The Canadian province is home to a surprising number of famous fossil discoveries that track Earth's history back hundreds of millions of years.
Parrsboro, Nova Scotia
When you visit certain parts of Canada's Maritime Provinces, you can easily imagine yourself stepping back in time. The towns seem like towns from the 1950s preserved in amber; lifestyles are deeply rooted in the land or sea; and people move in a casual, unhurried way.
Within a short distance of Parrsboro, Nova Scotia, you can find places that go so far back in time that they predate even the world of Jurassic Park. Take West Bay, for example. A local named Eldon George told me that its cliffs are "an excellent drag site." He did not mean that these cliffs were popular for racing cars.
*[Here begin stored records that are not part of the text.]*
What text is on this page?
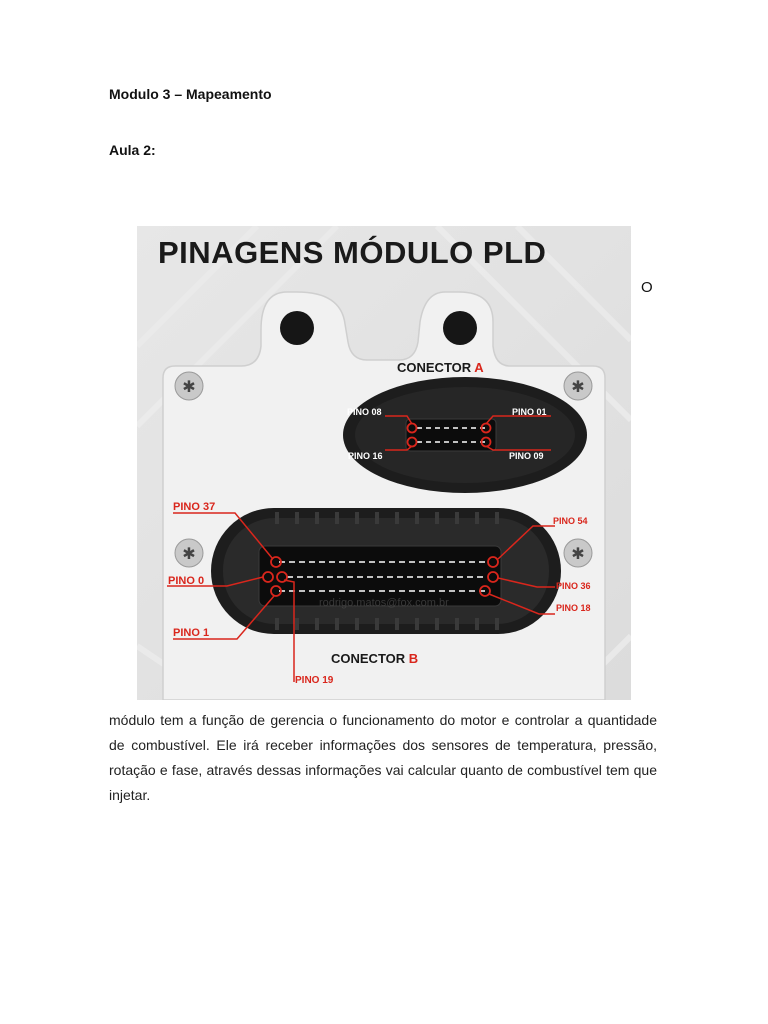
Modulo 3 – Mapeamento
Aula 2:
O
PINAGENS MÓDULO PLD
✱	✱
✱	✱
CONECTOR A
PINO 08	PINO 01
PINO 16	PINO 09
rodrigo.matos@fox.com.br
PINO 37
PINO 54
PINO 0	PINO 36
PINO 18
PINO 1
PINO 19
CONECTOR B

módulo tem a função de gerencia o funcionamento do motor e controlar a quantidade de combustível. Ele irá receber informações dos sensores de temperatura, pressão, rotação e fase, através dessas informações vai calcular quanto de combustível tem que injetar.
Rather, he was referring to the fossilized drag marks and prints of prehistoric creatures preserved in the rock.
As if to prove his point, Mr. George, a dedicated amateur fossil collector, showed me the prints of a horseshoe crab. The drag mark of its spiky tail swiveled behind these prints like a miniature S.
"Maybe 250 million years ago, these little [creatures] were walking around on the sea bottom here – imagine!" he exclaimed. Indeed, little creatures were once the dominant form of life in this part of Nova Scotia. (See Fossils of Nova Scotia at http://museum.gov.ns.ca/fossils/index.htm.)
In 1984 at nearby Wasson's Bluff, George discovered a rock crisscrossed by tiny trackways, which turned out to have been made by the smallest dinosaur ever found, an animal scarcely bigger than a house sparrow.
George was more exhilarated by his discovery, an early Jurassic ancestor of Stephen Spielberg's charismatic megareptiles, than if he had found the jawbone of a T. rex. For him, size matters, but in reverse.